Bob Goldfarb, a long-time consultant and a Harvard MBA, is president of the Center for Jewish Culture and Creativity in Los Angeles and Jerusalem. He writes regularly for eJewishPhilanthropy.
Be sure to also read Bob’s posts Shifting Paradigms and Shifting Paradigms in Synagogues.





Excellent! One of the best commentaries on the issues facing federations that I have read.
The Federation system as we knew it is no longer viable. I’ve been writing about htis for a few years. please read my vision for the NEW Federation:
http://ujtheeandme.blogspot.com/2010/07/federations-are-deadthe-jeser-approach.html
I was impressed by Bob Goldfarb’s astute analysis of the declining role of the Jewish Federations in the U.S. There is one factor he somehow failed to mention, and that is Israel. The 1967 war and its aftermath brought an exponential growth to the federation campaigns, centered as they were on the UJA and its components. It turned out tht the Jewish Agency structure was not prepared to absorb the sudden surge in available income; it had to be adapted by nominally shifting new areas of responsibility, such as higher education, to its budget. The criterion was eligibility under the American income tax laws; activities in the newly occupied territories were excluded.
The local federation structures also expanded, as did the involvement of their leadership in the Agency’s governance. But then the dramatic progress of Israel’s economy brought about a reversal of this process. Not only is there no longer any sense of dependency on the Diaspora; what we see developing instead is an inverse ratio between Israel’s prosperity and the status of the federations and their fundraising.

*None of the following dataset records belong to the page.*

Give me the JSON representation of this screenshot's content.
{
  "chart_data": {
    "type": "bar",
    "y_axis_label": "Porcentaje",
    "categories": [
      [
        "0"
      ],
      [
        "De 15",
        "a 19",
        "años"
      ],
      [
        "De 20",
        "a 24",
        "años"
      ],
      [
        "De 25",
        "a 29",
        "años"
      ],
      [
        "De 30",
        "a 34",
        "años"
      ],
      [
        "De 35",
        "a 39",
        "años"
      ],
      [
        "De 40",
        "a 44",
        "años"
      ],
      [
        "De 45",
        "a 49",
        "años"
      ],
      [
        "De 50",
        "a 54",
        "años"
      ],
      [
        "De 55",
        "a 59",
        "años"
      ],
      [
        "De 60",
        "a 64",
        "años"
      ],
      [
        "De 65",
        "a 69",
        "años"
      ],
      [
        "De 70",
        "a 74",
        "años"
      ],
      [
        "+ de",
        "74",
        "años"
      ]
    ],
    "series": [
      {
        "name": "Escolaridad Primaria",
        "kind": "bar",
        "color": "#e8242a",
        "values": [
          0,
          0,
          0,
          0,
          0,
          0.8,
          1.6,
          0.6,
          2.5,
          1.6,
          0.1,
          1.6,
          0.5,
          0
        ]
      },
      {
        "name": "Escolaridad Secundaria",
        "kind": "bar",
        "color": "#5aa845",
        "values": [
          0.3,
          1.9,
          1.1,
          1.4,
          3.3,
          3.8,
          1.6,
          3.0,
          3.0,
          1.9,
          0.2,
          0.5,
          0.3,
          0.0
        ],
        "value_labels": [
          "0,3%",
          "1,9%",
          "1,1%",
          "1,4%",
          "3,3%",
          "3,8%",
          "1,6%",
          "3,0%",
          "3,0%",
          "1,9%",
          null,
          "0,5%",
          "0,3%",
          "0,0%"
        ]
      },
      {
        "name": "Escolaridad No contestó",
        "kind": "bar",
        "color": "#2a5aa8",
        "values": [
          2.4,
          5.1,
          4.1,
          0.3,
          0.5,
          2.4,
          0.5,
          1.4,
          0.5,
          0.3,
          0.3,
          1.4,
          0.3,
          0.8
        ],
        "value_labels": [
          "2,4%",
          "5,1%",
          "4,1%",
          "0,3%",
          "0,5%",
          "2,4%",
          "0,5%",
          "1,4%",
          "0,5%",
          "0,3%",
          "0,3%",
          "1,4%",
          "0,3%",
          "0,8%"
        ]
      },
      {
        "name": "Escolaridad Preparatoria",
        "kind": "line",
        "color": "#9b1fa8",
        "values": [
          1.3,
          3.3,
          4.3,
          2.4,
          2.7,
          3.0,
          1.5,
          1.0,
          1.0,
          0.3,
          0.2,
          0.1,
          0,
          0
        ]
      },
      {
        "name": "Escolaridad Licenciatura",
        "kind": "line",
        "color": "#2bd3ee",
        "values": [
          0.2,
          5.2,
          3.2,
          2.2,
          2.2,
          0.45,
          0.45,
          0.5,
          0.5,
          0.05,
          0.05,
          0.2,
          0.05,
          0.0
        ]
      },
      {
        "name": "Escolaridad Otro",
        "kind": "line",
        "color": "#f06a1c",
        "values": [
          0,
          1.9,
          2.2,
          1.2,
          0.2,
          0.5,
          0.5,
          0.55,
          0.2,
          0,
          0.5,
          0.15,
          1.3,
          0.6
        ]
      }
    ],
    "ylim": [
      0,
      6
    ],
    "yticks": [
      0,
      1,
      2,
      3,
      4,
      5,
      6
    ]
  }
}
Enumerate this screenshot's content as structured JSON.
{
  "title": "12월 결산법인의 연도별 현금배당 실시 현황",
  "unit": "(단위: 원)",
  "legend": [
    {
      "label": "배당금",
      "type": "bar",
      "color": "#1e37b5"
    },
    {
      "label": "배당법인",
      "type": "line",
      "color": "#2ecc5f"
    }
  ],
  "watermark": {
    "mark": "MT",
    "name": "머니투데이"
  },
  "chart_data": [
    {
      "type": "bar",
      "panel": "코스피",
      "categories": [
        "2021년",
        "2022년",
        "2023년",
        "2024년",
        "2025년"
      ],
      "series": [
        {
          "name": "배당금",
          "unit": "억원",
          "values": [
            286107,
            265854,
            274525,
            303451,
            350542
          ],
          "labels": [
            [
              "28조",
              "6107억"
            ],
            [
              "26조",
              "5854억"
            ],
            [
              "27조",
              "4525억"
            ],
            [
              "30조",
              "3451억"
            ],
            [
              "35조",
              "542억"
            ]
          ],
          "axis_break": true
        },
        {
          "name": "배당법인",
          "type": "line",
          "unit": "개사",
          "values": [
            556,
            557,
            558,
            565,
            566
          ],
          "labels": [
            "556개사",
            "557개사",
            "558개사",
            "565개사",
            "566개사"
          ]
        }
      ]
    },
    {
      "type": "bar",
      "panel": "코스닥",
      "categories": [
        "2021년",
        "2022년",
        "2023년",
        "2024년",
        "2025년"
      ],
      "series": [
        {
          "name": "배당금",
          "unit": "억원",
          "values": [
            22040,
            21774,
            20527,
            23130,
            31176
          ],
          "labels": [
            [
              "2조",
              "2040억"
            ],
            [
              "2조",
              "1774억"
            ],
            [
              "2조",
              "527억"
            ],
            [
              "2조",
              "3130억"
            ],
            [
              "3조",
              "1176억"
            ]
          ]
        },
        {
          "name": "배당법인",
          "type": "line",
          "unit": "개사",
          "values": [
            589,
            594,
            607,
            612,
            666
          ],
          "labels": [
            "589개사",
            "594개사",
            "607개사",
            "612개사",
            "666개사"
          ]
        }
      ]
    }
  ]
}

The economic crisis has awakened many federations, including the one where I work, to the need to re-examine their roles and the way they “do business”. However, as Bob Goldfarb indicates, the forces that are challenging the very essence of federations have been at work for many years. We now feel that we have no choice but to make fundamental changes that respond to these forces and position our federation for a more successful future.
My federation has embarked, through a strategic planning process, on new directions that will place it in more of a leadership position in our Jewish community, underscore the added value it brings to the Jewish community and its institutions, foster a climate of collaboration and innovation, focus resources on the community’s priorities and insure that those resources are used effectively, attract and engage more people in Jewish life, and strengthen our Jewish institutions.
Ours is but one of many federations that are moving, or have already moved, in new directions like these. Time will tell whether these changes will, in fact, make federations more relevant, valued and successful. I’m going to do whatever I can to make it happen.